Go has two principal reflection types: reflect.Type gives information about the Go types, while reflect.Value gives information about a particular data value. Value has a method Type() that can return the type.

The simplest types and values correspond to primitive types. For example, there is IntType, BoolType etc, which can be used as values in type switches to determine the precise type of a Type. The corresponding value types are IntValue and BoolValue with methods such as Get to return the value.

A StructType is more complex, as it has methods to access the fields by

func (t *StructType) Field(i int) (f StructField)
    
and a StructField has methods such as Name to return the string value of the field's label. This is useful for examing the type structure.

A StructValue is useful for examining the value of fields of a data value. It has a method

func (v *StructValue) Field(i int) Value
    
which can be used to extract the value of each field.

The reflection process is basically stsrted by calling NewValue on a data object, and then examining its type and recursively walking through the values. What we do with each value is to surround it by tags, made of field names of the structures encountered.

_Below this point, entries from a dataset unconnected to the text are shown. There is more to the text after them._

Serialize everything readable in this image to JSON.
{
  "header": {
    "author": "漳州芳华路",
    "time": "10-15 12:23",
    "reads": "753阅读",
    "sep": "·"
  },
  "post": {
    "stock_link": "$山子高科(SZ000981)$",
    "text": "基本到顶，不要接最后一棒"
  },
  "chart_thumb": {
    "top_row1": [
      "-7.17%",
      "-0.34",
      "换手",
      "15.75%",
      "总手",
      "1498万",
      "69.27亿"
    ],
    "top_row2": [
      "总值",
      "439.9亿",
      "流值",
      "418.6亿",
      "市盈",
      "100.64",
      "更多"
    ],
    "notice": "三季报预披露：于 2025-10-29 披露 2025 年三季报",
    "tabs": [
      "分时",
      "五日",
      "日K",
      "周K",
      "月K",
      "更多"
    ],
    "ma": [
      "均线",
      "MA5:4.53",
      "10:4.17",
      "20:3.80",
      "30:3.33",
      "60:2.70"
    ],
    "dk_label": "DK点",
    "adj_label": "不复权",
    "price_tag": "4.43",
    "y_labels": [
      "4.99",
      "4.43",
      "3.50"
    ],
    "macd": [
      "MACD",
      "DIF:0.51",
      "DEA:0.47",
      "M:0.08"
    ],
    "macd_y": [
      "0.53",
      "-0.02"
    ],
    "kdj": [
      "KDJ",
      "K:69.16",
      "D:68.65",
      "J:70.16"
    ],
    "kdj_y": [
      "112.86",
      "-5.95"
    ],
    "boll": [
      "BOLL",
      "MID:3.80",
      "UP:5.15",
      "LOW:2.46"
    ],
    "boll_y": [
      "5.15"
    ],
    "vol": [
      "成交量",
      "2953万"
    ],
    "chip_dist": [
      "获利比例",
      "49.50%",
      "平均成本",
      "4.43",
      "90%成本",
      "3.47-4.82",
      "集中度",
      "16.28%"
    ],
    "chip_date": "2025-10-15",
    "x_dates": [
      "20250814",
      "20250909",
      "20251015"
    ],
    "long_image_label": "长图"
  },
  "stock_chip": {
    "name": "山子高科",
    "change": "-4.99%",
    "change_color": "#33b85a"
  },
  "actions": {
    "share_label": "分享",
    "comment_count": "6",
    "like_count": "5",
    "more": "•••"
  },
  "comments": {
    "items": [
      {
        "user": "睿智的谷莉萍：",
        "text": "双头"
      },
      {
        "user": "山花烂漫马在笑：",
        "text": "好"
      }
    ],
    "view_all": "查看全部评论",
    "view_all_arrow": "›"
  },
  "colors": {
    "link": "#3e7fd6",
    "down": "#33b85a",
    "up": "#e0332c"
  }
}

There are two complexities: the first is that the initial data value will tpyically be a structure, and this doesn't have a field name as it is not itself part of a structure. For this starting case, we use the type name of the structure as XML tag name.

The second complexity comes with arrays or slices. In this case we need to work through each element of the array/slice, each time repeating the field name from the enclosing structure.

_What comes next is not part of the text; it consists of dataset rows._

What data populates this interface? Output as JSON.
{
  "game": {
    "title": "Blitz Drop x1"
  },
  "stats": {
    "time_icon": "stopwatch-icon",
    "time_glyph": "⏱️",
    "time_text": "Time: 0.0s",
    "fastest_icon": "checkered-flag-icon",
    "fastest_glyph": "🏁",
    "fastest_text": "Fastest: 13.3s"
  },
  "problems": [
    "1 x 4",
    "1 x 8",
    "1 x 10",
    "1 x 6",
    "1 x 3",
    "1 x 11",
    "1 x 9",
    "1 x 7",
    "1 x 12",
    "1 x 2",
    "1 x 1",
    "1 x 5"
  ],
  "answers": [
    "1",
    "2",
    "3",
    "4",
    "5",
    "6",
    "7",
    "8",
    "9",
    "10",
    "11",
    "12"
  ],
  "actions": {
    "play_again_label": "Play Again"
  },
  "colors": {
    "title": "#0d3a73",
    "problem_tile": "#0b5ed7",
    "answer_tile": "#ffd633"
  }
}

We define thre functions: Marshal which takes an initial data value. This prepares the XML document and creates the toplevel tag from the structure's type name. The second function recurses through the type values, switching on data types and writing tags from field names and values as XML character data. The third function handles the special case of slices, as the tag name needs to be kept for all of the elements of this slice.

We ignore pointers, channels, etc. We also do not produce attributes, just tags and character data. The program is


/* Marshal
*/

package main

import ("fmt"; "io"; "os"; "reflect"; "bytes")

type Person struct {
	Name Name
	Email []Email
}

type Name struct {
	Family string
	Personal string
}

type Email struct {
	Kind string "attr"
	Address string "chardata"
}

func main() {
	person := Person{
	Name: Name{Family: "Newmarch", Personal: "Jan"},
	Email: []Email{Email{Kind: "home", Address: "jan"},
			Email{Kind: "work", Address: "jan"}}}

	buff := bytes.NewBuffer(nil)
	Marshal(person, buff)
	fmt.Println(buff.String())
}

func Marshal(e interface{}, w io.Writer) {
	// make it a legal XML document
	w.Write([]byte("<?xml version=\"1.1\" encoding=\"UTF-8\" ?>\n"))

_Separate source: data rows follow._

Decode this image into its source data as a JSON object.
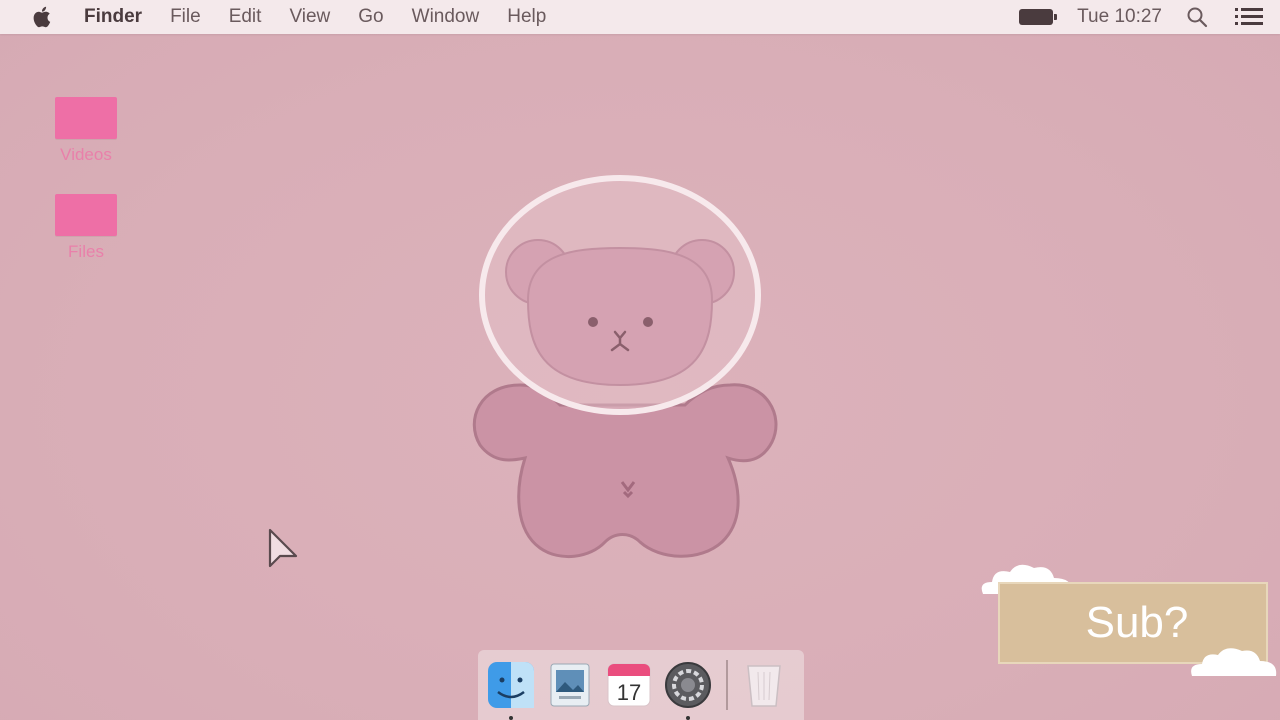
{
  "menubar": {
    "app_name": "Finder",
    "items": [
      "File",
      "Edit",
      "View",
      "Go",
      "Window",
      "Help"
    ],
    "clock": "Tue 10:27"
  },
  "desktop": {
    "icons": [
      {
        "label": "Videos"
      },
      {
        "label": "Files"
      }
    ]
  },
  "sticker": {
    "text": "Sub?"
  },
  "dock": {
    "apps": [
      "finder-icon",
      "preview-icon",
      "calendar-icon",
      "system-preferences-icon",
      "trash-icon"
    ],
    "calendar_day": "17"
  },
  "colors": {
    "wallpaper": "#dcb3bc",
    "folder": "#ee6fa6",
    "sticker": "#d8bf9c"
  }
}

	// topvel e is a value and has no structure field, 
	// so use its type
	typ := reflect.Typeof(e)
	name := typ.Name()

	startTag(name, w)
	MarshalValue(reflect.NewValue(e), w)
	endTag(name, w)
}

func MarshalValue(v reflect.Value, w io.Writer) {
	t := v.Type()
	switch t := t.(type) {
	case *reflect.StructType:
		for n:= 0; n < t.NumField(); n++ {
			field := t.Field(n)

			vv := v.(*reflect.StructValue)

			// special case if it is a slice
			_, ok := vv.Field(n).Type().(*reflect.SliceType)
			if ok {
				// slice
				MarshalSliceValue(field.Name, 
					vv.Field(n).(*reflect.SliceValue), w)
			} else {
				// not a slice
				startTag(field.Name, w)
				MarshalValue(vv.Field(n), w)
				endTag(field.Name, w)
			}
		} 
	case *reflect.IntType, *reflect.UintType:
	case *reflect.BoolType:
	case *reflect.StringType:
		vv := v.(*reflect.StringValue)
		w.Write([]byte("   "+vv.Get()+"\n"))
	default:
	}
}

func MarshalSliceValue(tag string, v *reflect.SliceValue, w io.Writer) {
	for n := 0; n < v.Len(); n++ {
		startTag(tag, w)
		MarshalValue(v.Elem(n), w)
		endTag(tag, w)
	}
}

func startTag(s string, w io.Writer) {
	w.Write([]byte("<" + s + ">\n"))
}

func endTag(s string, w io.Writer) {
	w.Write([]byte("</" + s + ">\n"))
}

func checkError(err os.Error) {
        if err != nil {
                fmt.Println("Fatal error ", err.String())
                os.Exit(1)
        }
}


XHTML

HTML does not conform to XML syntax. It has unterminated tags such as '<:br>'. XHTML is a cleanup of HTML to make it compliant to XML. Documents in XHTML can be managed using the techniques above for XML.